China's stock market slid nearly 5 percent on Thursday, breaking major chart support, as a plunge in Hong Kong unsettled investors who were already jittery about monetary policy and a flood of new share offers.
The benchmark index's drop left it down 13 percent from its record high in mid-October, reinforcing a sense that China's spectacular bull market in stocks - which boosted the index fivefold since the start of 2006 - had ended for the time being.
"The China story may well be drawing to an end," UBS said in a report. The Shanghai Composite Index sank 4.85 percent, its largest daily drop since early July, to close at 5,330.023 points, its lowest level since late September. It finished less than two points off its intra-day low.
The index broke technical support at October's intra-day low of 5,462 points. This triggered a bearish right triangle formed by that level and the October and November peaks, a classic sign of the end of an uptrend. The pattern points down to the 5,000-point area.

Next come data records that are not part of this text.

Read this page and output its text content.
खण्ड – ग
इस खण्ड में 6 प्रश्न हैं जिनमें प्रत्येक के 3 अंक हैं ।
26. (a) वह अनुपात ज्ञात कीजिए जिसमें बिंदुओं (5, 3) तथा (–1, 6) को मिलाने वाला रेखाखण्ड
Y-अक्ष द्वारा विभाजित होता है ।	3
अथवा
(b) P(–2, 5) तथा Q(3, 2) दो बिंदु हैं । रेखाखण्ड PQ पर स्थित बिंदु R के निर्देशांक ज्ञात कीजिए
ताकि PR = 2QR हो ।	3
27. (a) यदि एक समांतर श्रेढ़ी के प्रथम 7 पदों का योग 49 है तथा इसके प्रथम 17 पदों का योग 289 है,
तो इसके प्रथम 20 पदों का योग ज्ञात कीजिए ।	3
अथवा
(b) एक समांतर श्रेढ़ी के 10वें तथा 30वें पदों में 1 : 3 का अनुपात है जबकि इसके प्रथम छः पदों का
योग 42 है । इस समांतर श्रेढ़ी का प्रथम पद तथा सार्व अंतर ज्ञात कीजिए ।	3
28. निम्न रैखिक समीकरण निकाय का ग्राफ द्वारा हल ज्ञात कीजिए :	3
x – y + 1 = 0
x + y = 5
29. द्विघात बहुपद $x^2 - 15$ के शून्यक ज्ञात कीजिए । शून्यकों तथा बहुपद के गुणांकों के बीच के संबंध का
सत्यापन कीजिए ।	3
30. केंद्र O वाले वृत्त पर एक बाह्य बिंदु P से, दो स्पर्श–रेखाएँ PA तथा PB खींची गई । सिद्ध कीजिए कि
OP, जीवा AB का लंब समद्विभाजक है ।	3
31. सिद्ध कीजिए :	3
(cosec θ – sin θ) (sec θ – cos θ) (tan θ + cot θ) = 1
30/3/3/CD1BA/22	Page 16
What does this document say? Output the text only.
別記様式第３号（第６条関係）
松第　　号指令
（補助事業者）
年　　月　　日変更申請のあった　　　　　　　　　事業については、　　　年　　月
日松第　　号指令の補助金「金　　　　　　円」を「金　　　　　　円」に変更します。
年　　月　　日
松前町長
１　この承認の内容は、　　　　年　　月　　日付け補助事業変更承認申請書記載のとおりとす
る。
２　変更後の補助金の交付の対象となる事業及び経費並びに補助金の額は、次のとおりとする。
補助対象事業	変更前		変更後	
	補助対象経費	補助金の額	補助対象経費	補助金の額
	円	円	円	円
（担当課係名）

Losing Shanghai stocks swamped gainers by 773 to 73. Turnover in Shanghai A shares was a very small 83.0 billion yuan ($11.2 billion), near a 15-week low, suggesting many investors had stopped trading because of gloom about the short-term outlook.
The index remains 99 percent higher than it was at the start of this year, and fund managers generally do not expect a crash. The market has suffered big dips before - it fell 21 percent over several days in May and June, before resuming its rise.
Corporate profits are still growing strongly - Bank of Communications predicted this week that banking industry profits would rise about 50 percent next year. Authorities are expected to intervene if necessary to prevent any collapse that could damage their efforts to develop an active stock market.
A heavy supply of fresh equity and authorities' efforts to slow fund flows into the market are dampening stocks, and a jump in bill yields this week pointed to tighter monetary policy.
Blue chips tumbled across sectors on Thursday. China Life, the biggest insurance company, plunged 6.50 percent to 61.23 yuan. Oil giant PetroChina, which soared in its debut on Monday, dropped 5.54 percent to 38.19 yuan, hitting its lowest level since the listing.
Aerospace Communications plunged its 10 percent daily limit to 23.18 yuan after saying a former chairman was being investigated for alleged false reporting of financial statements. Among the few gainers, Beijing Jingneng Thermal Power rose 1.32 percent to 15.40 yuan after Reuters reported that China Life was in advanced stages of talks to buy a major stake in Beijing Energy Investment Holding, which controls Beijing Jingneng.